Livre VI du Code de la Sécurité Intérieure (CSI)

Le code de la sécurité intérieure (CSI) est un ensemble de 8 livres détaillant le devoir qu’a l’État d’assurer la sécurité en veillant, sur l’ensemble du territoire de la République, à la défense des institutions et des intérêts nationaux, au respect des lois, au maintien de la paix et de l’ordre public, à la protection des personnes et des biens.

En particulier, le livre VI du code de la sécurité intérieure présente les Activités Privées de Sécurité dont les entreprises adhérente du GES dépendent.

Code de déontologie

Le Code de déontologie des personnes physiques ou morales exerçant des activités privées de sécurité a été créé par le décret n° 2012-870 du 10 juillet 2012, au moment de la mise en place du CNAPS.

Ce code de déontologie prend place dans la partie réglementaire du livre VI du code de la sécurité intérieure. A ce titre, il s’impose à l’ensemble des entreprises, dirigeants et salariés de la sécurité privée et donne à des contrôles et des sanctions disciplinaires, le cas échéant, par le CNAPS.

Une décision essentielle du Conseil constitutionnel en 2015 suite à une QPC

A l’occasion d’une question prioritaire de constitutionnalité, le Conseil constitutionnel a estimé qu’un dirigeant d’entreprise de sécurité devait être de nationalité française ou ressortissant de l’Union européenne ou de l’Espace économique européen.

Le Conseil constitutionnel a été saisi le 11 février 2015 par le Conseil d’État d’une question prioritaire de constitutionnalité portant sur le 1° de l’article L. 612-7 du code de la sécurité intérieure : cette disposition soumet à la condition d’« être de nationalité française ou ressortissant d’un État membre de l’Union européenne ou d’un État partie à l’accord sur l’Espace économique européen » la délivrance de l’agrément « Dirigeant ».

Le Conseil constitutionnel a jugé le 1° de l’article L. 612-7 du code de la sécurité intérieure conforme à la Constitution.

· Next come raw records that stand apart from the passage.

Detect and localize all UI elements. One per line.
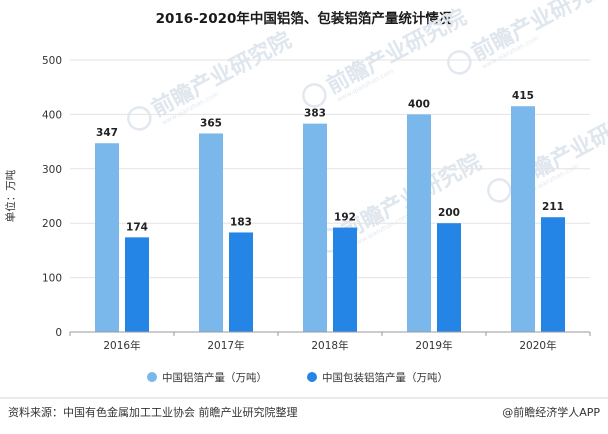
bars [95,106,565,333]
y-tick-label: 400 [42,109,62,121]
data-label: 192 [334,212,356,224]
bar [199,133,223,332]
bar [229,232,253,332]
bar [407,114,431,333]
watermark-logo-icon [302,83,327,108]
x-tick-label: 2019年 [415,339,452,352]
legend-marker [307,372,317,382]
bar [541,217,565,332]
watermark-logo-icon [127,106,152,131]
data-label: 183 [230,216,252,228]
x-tick-label: 2016年 [103,339,140,352]
data-label: 400 [408,98,430,110]
x-tick-label: 2020年 [519,339,556,352]
y-tick-label: 500 [42,55,62,67]
watermark-logo-icon [487,178,512,203]
data-label: 383 [304,108,326,120]
source-note: 资料来源：中国有色金属加工工业协会 前瞻产业研究院整理 [8,405,298,419]
y-axis-ticks: 0 100 200 300 400 500 [42,55,62,339]
data-label: 200 [438,207,460,219]
data-label: 365 [200,117,222,129]
bar [125,237,149,332]
y-axis-label: 单位：万吨 [4,169,17,222]
watermark-text: 前瞻产业研究院 [467,0,608,66]
watermark-text: 前瞻产业研究院 [147,27,295,122]
data-labels: 347 174 365 183 383 192 400 200 415 211 [96,90,564,233]
x-axis-ticks: 2016年 2017年 2018年 2019年 2020年 [69,332,591,352]
legend-marker [147,372,157,382]
chart-title: 2016-2020年中国铝箔、包装铝箔产量统计情况 [156,10,453,27]
y-tick-label: 200 [42,218,62,230]
data-label: 174 [126,221,148,233]
data-label: 347 [96,127,118,139]
bar [303,123,327,332]
bar [437,223,461,332]
y-tick-label: 100 [42,273,62,285]
x-tick-label: 2017年 [207,339,244,352]
legend-label: 中国包装铝箔产量（万吨） [322,371,448,384]
gridlines [70,59,590,279]
bar [333,227,357,332]
watermark-logo-icon [447,50,472,75]
y-tick-label: 0 [55,327,62,339]
bar [511,106,535,333]
legend: 中国铝箔产量（万吨） 中国包装铝箔产量（万吨） [147,371,448,384]
y-tick-label: 300 [42,164,62,176]
data-label: 415 [512,90,534,102]
legend-label: 中国铝箔产量（万吨） [162,371,267,384]
bar [95,143,119,332]
brand-credit: @前瞻经济学人APP [502,405,600,419]
x-tick-label: 2018年 [311,339,348,352]
data-label: 211 [542,201,564,213]
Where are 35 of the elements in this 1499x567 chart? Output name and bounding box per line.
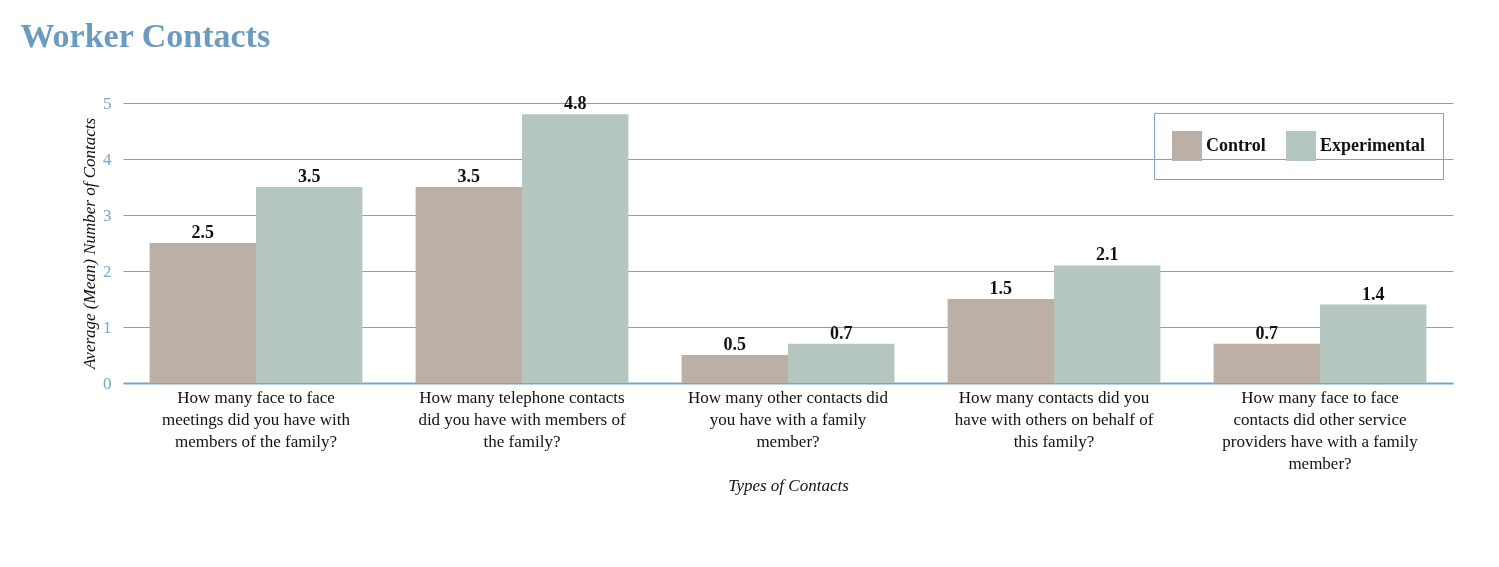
x-axis-title: Types of Contacts	[728, 475, 850, 495]
y-tick-label: 2	[103, 261, 112, 281]
bar	[149, 243, 256, 383]
bar	[947, 299, 1054, 383]
x-tick-label: How many face to face meetings did you have with members of the family?	[162, 387, 351, 451]
bar	[1320, 304, 1427, 383]
bar	[788, 343, 895, 383]
y-tick-label: 5	[103, 93, 112, 113]
bar	[681, 355, 788, 383]
legend-label: Experimental	[1320, 135, 1425, 155]
bar	[1213, 343, 1320, 383]
data-label: 2.1	[1095, 244, 1119, 265]
data-label: 0.7	[1255, 322, 1279, 343]
data-label: 0.7	[829, 322, 853, 343]
bar	[522, 114, 629, 383]
legend-label: Control	[1206, 135, 1266, 155]
y-axis-title: Average (Mean) Number of Contacts	[80, 117, 99, 371]
data-label: 3.5	[457, 166, 481, 186]
data-label: 1.4	[1361, 283, 1385, 304]
x-tick-label: How many contacts did you have with others on behalf of this family?	[954, 387, 1154, 451]
data-label: 2.5	[191, 222, 215, 242]
x-tick-label: How many telephone contacts did you have with members of the family?	[418, 387, 626, 451]
bar	[415, 187, 522, 383]
chart-title: Worker Contacts	[20, 17, 271, 54]
y-tick-label: 1	[103, 317, 112, 337]
bar	[256, 187, 363, 383]
y-tick-label: 4	[103, 149, 112, 169]
bar	[1054, 265, 1161, 383]
data-label: 0.5	[723, 334, 747, 354]
y-tick-label: 0	[103, 373, 112, 393]
data-label: 3.5	[297, 166, 321, 186]
x-tick-label: How many face to face contacts did other service providers have with a family member?	[1222, 387, 1419, 473]
y-tick-label: 3	[103, 205, 112, 225]
data-label: 1.5	[989, 278, 1013, 298]
x-tick-label: How many other contacts did you have with a family member?	[687, 387, 889, 451]
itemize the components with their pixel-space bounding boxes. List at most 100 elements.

Il a d’abord relevé que le législateur avait entendu assurer un strict contrôle des dirigeants des entreprises exerçant des activités privées de sécurité qui, du fait de leur autorisation d’exercice, sont associées aux missions de l’État en matière de sécurité publique. Le Conseil constitutionnel a ensuite jugé que le motif d’intérêt général lié à la protection de l’ordre public et de la sécurité des personnes et des biens justifie la différence de traitement dénoncée par le requérant qui est fondée sur un critère en rapport direct avec l’objectif de la loi.